Kamu jadi kesini kan? – Bowo
Sebuah pesan hinggap di layar ponselku. Bowo. Ya aku memang punya sebuah janji padanya, lebih tepatnya dengan temannya juga. Suasana ramai yang ada dihadapanku saat ini membuatku sedikit susah untuk membalas pesannya. Ku masukkan ponselku ke saku celana kemudian aku kembali menyelesaikan apa yang sudah ku mulai di malam pergantian tahun ini.

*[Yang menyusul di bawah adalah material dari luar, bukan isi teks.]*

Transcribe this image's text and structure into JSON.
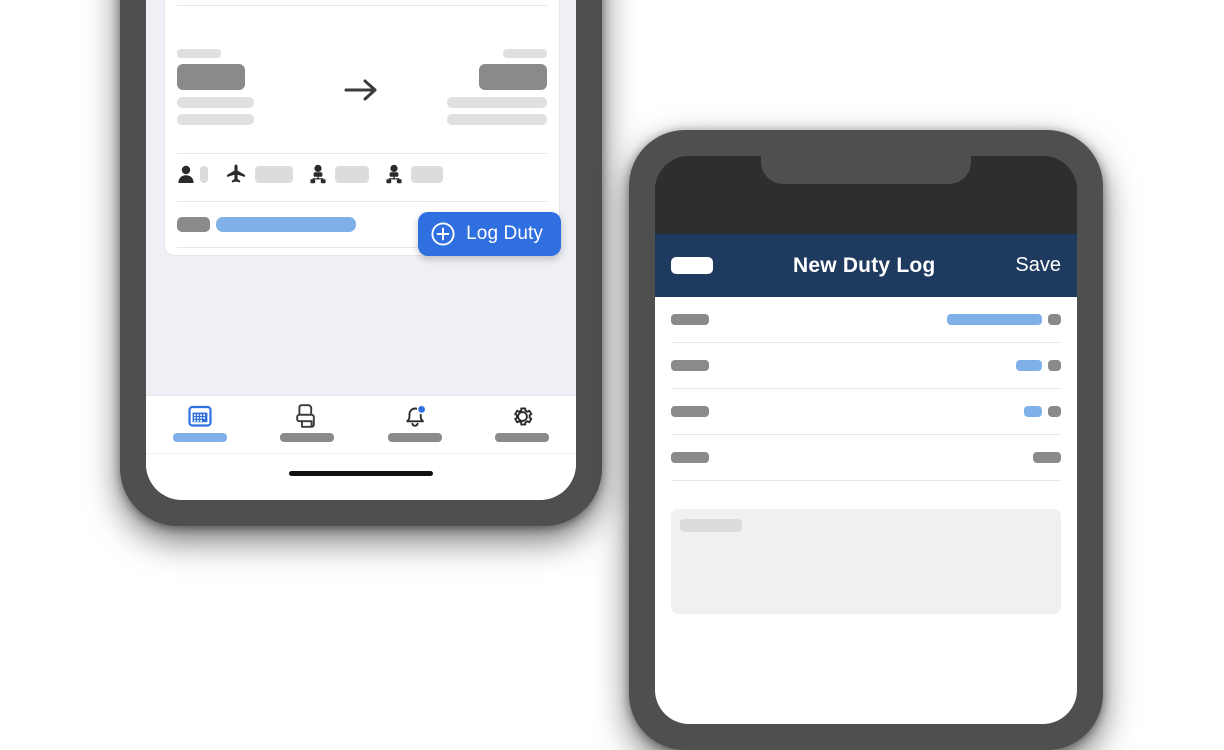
{
  "scene": {
    "description": "Two smartphone mockups showing a pilot duty-logging app",
    "accent_blue": "#2f6fe0",
    "light_blue": "#80b0e8",
    "navy": "#1e3a5f",
    "frame_gray": "#4f4f4f",
    "page_bg": "#eff0f5"
  },
  "left_phone": {
    "name": "duty-list-screen",
    "card": {
      "title_placeholder": "",
      "route": {
        "origin_label_placeholder": "",
        "origin_code_placeholder": "",
        "destination_label_placeholder": "",
        "destination_code_placeholder": "",
        "arrow_icon": "arrow-right-icon"
      },
      "crew_items": [
        {
          "icon": "person-icon",
          "chip_width": 8
        },
        {
          "icon": "airplane-icon",
          "chip_width": 38
        },
        {
          "icon": "crew-member-icon",
          "chip_width": 34
        },
        {
          "icon": "crew-member-icon",
          "chip_width": 32
        }
      ],
      "status": {
        "tag_placeholder": "",
        "progress_placeholder": ""
      }
    },
    "log_duty_button": {
      "label": "Log Duty",
      "icon": "plus-circle-icon"
    },
    "tabs": [
      {
        "icon": "calendar-icon",
        "active": true,
        "badge": false
      },
      {
        "icon": "documents-icon",
        "active": false,
        "badge": false
      },
      {
        "icon": "bell-icon",
        "active": false,
        "badge": true
      },
      {
        "icon": "gear-icon",
        "active": false,
        "badge": false
      }
    ],
    "home_indicator": true
  },
  "right_phone": {
    "name": "new-duty-log-screen",
    "nav": {
      "back_placeholder": "",
      "title": "New Duty Log",
      "save_label": "Save"
    },
    "form_rows": [
      {
        "label_placeholder": "",
        "value_bar_width": 95,
        "has_chip": true
      },
      {
        "label_placeholder": "",
        "value_bar_width": 26,
        "has_chip": true
      },
      {
        "label_placeholder": "",
        "value_bar_width": 18,
        "has_chip": true
      },
      {
        "label_placeholder": "",
        "value_bar_width": 0,
        "has_chip": true,
        "chip_wide": true
      }
    ],
    "notes_field": {
      "placeholder_block": ""
    }
  }
}
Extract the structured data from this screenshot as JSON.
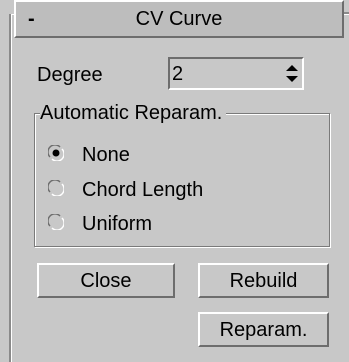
{
  "rollout": {
    "collapse_symbol": "-",
    "title": "CV Curve"
  },
  "degree": {
    "label": "Degree",
    "value": "2"
  },
  "reparam_group": {
    "legend": "Automatic Reparam.",
    "options": [
      {
        "label": "None",
        "selected": true
      },
      {
        "label": "Chord Length",
        "selected": false
      },
      {
        "label": "Uniform",
        "selected": false
      }
    ]
  },
  "buttons": {
    "close": "Close",
    "rebuild": "Rebuild",
    "reparam": "Reparam."
  },
  "icons": {
    "collapse": "minus-icon",
    "spinner": "spinner-arrows-icon",
    "radio_selected": "radio-selected-icon",
    "radio_unselected": "radio-unselected-icon"
  },
  "colors": {
    "panel_bg": "#c8c8c8",
    "header_bg": "#bdbdbd",
    "highlight": "#ffffff",
    "shadow": "#6d6d6d",
    "text": "#000000"
  }
}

Acara diakhiri dengan penampilan beberapa DJ yang membawa
para pengunjung menggerakkan tubuhnya mengikuti irama. Perayaan pergantian tahun
kali ini berakhir di pukul 2 pagi. Langsung ku arahkan badan ini menuju sebuah
kamar hotel yang telah disediakan oleh panitia. Ku bantingkan tubuh ini ke
kasur dan teringat pesan Bowo yang belum sempat ku balas.
Mbb. Jadi ko, pagi nanti aku cari tiket kereta ato apa kek
yg bisa bawa aku kesana. – SENT!
Sebuah perkenalan yang sangat tak terduga terjadi pada
kami. Memiliki perasaan lebih dari sekedar teman sudah ku rasakan saat
bercengkarama dengannya walaupun hanya melalui dunia maya. Namun walaupun ia mempunyai
perasaan yang sama, keadaan tidak akan mungkin menjadikan kami sepasang sejoli
seperti kisah-kisah drama romantis televisi.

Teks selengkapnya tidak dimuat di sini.